Maybe a good idea to add support iterating over custom columns to rails itself.

Answer 6 · 2024-05-10T14:13:38.000Z

Definitely working better than Rails' find_each, you can see the drop on iowait, it drops exactly after we deployed the master version.

Answer 7 · 2024-05-10T14:22:28.000Z

Nice! Please, confirm that another bug is also fixed and I will release a new version then.

Answer 8 · 2024-05-10T15:31:25.000Z

CPU usage is high again, not sure why, maybe it's expected?

Answer 9 · 2024-05-10T15:32:29.000Z

The other bug you mean the explicit primary column? If so, we removed it and it worked as expected now.

Answer 10 · 2024-05-10T15:45:08.000Z

At this point I think there's something wrong with our database, I'm checking with our provider, the gem itself seems okay now.

Answer 11 · 2024-05-10T18:02:47.000Z

Released a new version. Thanks again for the reports!

Answer 12 · 2024-05-11T14:18:50.000Z

We have a huge table and neither find_each or sidekiq-iteration implementation was iterating good enough (investigation still going with the Postgres' provider) but for reference, we ended doing this:

    def build_enumerator(cursor:)
      cursor ||= MyModel.connection.select_value(Arel::Table.new(MyModel.sequence_name).project("last_value"))

      Enumerator.new do |yielder|
        cursor.step(1, -BATCH_SIZE) do |max|
          min = [max - BATCH_SIZE + 1, 1].max

          yielder.yield MyModel.where(id: min..max), min
        end
      end
    end

We are iterating backwards but you could do forwards if needed and we are using id BETWEEN [min] AND [max] to achieve a better performance.

The gotcha is that each_iteration might get called with no records or less records than BATCH_SIZE but we don't care about that in our use case.

Answer 13 · 2024-05-11T14:21:54.000Z

You can probably use use_ranges: true from rails' batch iteration and it should be the fastest and less custom code.

Answer 14 · 2024-05-11T14:22:50.000Z

I will probably add that option to the gem too.

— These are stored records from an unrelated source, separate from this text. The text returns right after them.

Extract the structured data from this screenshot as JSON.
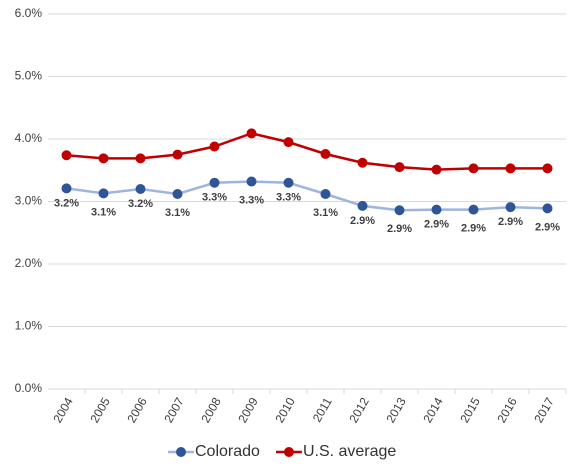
{
  "chart_data": {
    "type": "line",
    "categories": [
      "2004",
      "2005",
      "2006",
      "2007",
      "2008",
      "2009",
      "2010",
      "2011",
      "2012",
      "2013",
      "2014",
      "2015",
      "2016",
      "2017"
    ],
    "series": [
      {
        "name": "Colorado",
        "color": "#2f5597",
        "line_color": "#9fb4e0",
        "values": [
          3.21,
          3.13,
          3.2,
          3.12,
          3.3,
          3.32,
          3.3,
          3.12,
          2.93,
          2.86,
          2.87,
          2.87,
          2.91,
          2.89
        ],
        "value_labels": [
          "3.2%",
          "3.1%",
          "3.2%",
          "3.1%",
          "3.3%",
          "3.3%",
          "3.3%",
          "3.1%",
          "2.9%",
          "2.9%",
          "2.9%",
          "2.9%",
          "2.9%",
          "2.9%"
        ]
      },
      {
        "name": "U.S. average",
        "color": "#c00000",
        "line_color": "#c00000",
        "values": [
          3.74,
          3.69,
          3.69,
          3.75,
          3.88,
          4.09,
          3.95,
          3.76,
          3.62,
          3.55,
          3.51,
          3.53,
          3.53,
          3.53
        ]
      }
    ],
    "ylim": [
      0,
      6
    ],
    "yticks": [
      {
        "value": 0,
        "label": "0.0%"
      },
      {
        "value": 1,
        "label": "1.0%"
      },
      {
        "value": 2,
        "label": "2.0%"
      },
      {
        "value": 3,
        "label": "3.0%"
      },
      {
        "value": 4,
        "label": "4.0%"
      },
      {
        "value": 5,
        "label": "5.0%"
      },
      {
        "value": 6,
        "label": "6.0%"
      }
    ],
    "grid": true,
    "legend": "bottom"
  }
}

Answer 15 · 2024-05-13T13:03:39.000Z

When we use like this, the use_ranges defaults to true and the performance bottleneck still happens.

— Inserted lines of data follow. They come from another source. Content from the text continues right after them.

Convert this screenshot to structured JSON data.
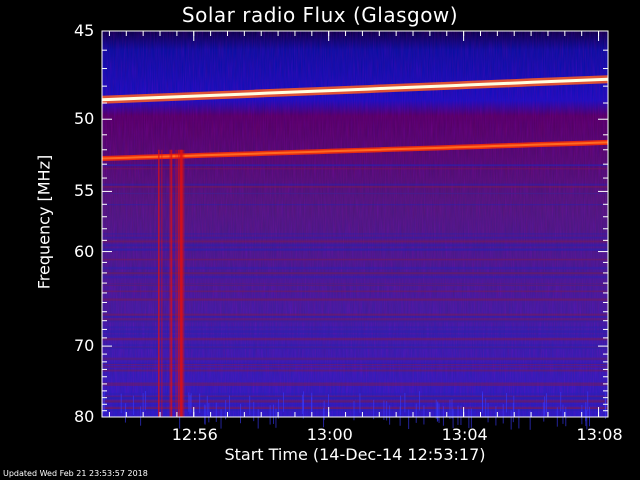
{
  "chart_data": {
    "type": "heatmap",
    "title": "Solar radio Flux (Glasgow)",
    "xlabel": "Start Time (14-Dec-14 12:53:17)",
    "ylabel": "Frequency [MHz]",
    "x_ticks": [
      "12:56",
      "13:00",
      "13:04",
      "13:08"
    ],
    "x_tick_minutes": [
      2.72,
      6.72,
      10.72,
      14.72
    ],
    "x_range_minutes": [
      0,
      15.0
    ],
    "y_ticks": [
      45,
      50,
      55,
      60,
      70,
      80
    ],
    "y_range": [
      45,
      80
    ],
    "y_scale": "reciprocal",
    "colorscale": [
      "#000030",
      "#0000c0",
      "#3030ff",
      "#603080",
      "#a02020",
      "#ff3000",
      "#ffffa0",
      "#ffffff"
    ],
    "features": [
      {
        "kind": "horizontal_band",
        "freq_mhz_start": 48.8,
        "freq_mhz_end": 47.6,
        "time_start_min": 0,
        "time_end_min": 15.0,
        "level": "very_high"
      },
      {
        "kind": "horizontal_band",
        "freq_mhz_start": 52.6,
        "freq_mhz_end": 51.5,
        "time_start_min": 0,
        "time_end_min": 15.0,
        "level": "high"
      },
      {
        "kind": "vertical_burst",
        "time_start_min": 1.6,
        "time_end_min": 2.4,
        "freq_mhz_start": 52,
        "freq_mhz_end": 80,
        "level": "high"
      }
    ]
  },
  "footer": {
    "updated": "Updated Wed Feb 21 23:53:57 2018"
  }
}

MyModel.in_batches(of: 10_000, order: :desc, start: cursor) do |relation|
  yielder.yield(relation, relation.minimum(:id))
end

Our provider is investigating why is that but using the BETWEEN worked the best so far.

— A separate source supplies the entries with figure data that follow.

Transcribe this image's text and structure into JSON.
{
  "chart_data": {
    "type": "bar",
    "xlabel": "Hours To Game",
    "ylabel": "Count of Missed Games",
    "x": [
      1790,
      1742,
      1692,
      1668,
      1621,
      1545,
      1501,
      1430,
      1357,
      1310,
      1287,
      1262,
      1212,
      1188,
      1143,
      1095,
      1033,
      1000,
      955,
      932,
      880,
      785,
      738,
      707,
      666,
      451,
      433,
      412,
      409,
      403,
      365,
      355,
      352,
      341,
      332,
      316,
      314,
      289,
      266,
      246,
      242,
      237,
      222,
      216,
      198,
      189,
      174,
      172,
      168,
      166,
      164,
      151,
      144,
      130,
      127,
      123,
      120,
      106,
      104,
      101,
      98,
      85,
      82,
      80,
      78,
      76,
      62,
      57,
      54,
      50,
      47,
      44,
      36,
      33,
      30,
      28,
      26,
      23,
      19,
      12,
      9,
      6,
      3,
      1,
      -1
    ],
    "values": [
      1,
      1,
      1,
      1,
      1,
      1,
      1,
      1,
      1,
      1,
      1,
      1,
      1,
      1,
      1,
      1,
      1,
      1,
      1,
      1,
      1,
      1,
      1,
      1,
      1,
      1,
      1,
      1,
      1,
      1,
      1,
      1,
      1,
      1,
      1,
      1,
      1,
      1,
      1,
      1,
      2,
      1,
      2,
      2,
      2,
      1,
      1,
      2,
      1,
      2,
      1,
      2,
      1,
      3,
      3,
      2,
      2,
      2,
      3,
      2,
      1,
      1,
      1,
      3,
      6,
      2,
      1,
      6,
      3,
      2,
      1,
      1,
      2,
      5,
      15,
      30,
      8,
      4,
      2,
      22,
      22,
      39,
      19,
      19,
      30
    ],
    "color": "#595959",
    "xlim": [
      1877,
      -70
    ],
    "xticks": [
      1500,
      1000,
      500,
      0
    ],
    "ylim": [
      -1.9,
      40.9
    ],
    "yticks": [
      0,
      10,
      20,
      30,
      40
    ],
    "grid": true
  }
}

Answer 16 · 2024-05-13T13:18:34.000Z

Yeah, BETWEEN is the simplest and fastest. The bottleneck can be because of the relation.minimum(:id) call per iteration and also rails/rails#51243 may be relevant.

Answer 17 · 2024-05-13T17:44:24.000Z

@fatkodima just to drop a note, we discussed among other places of pluck_in_batches and etc.

For Rails, maybe we could have a object like this:

MyModel.in_batches(of: 10_000, order: :desc, start: cursor) do |relation, batch_meta_object|
  batch_meta_object.ids # ids from memory
  batch_meta_object.min_id # ids from memory
  batch_meta_object.max_id # ids from memory
end

But it's out of scope for this issue here. Let's consider this done at this point.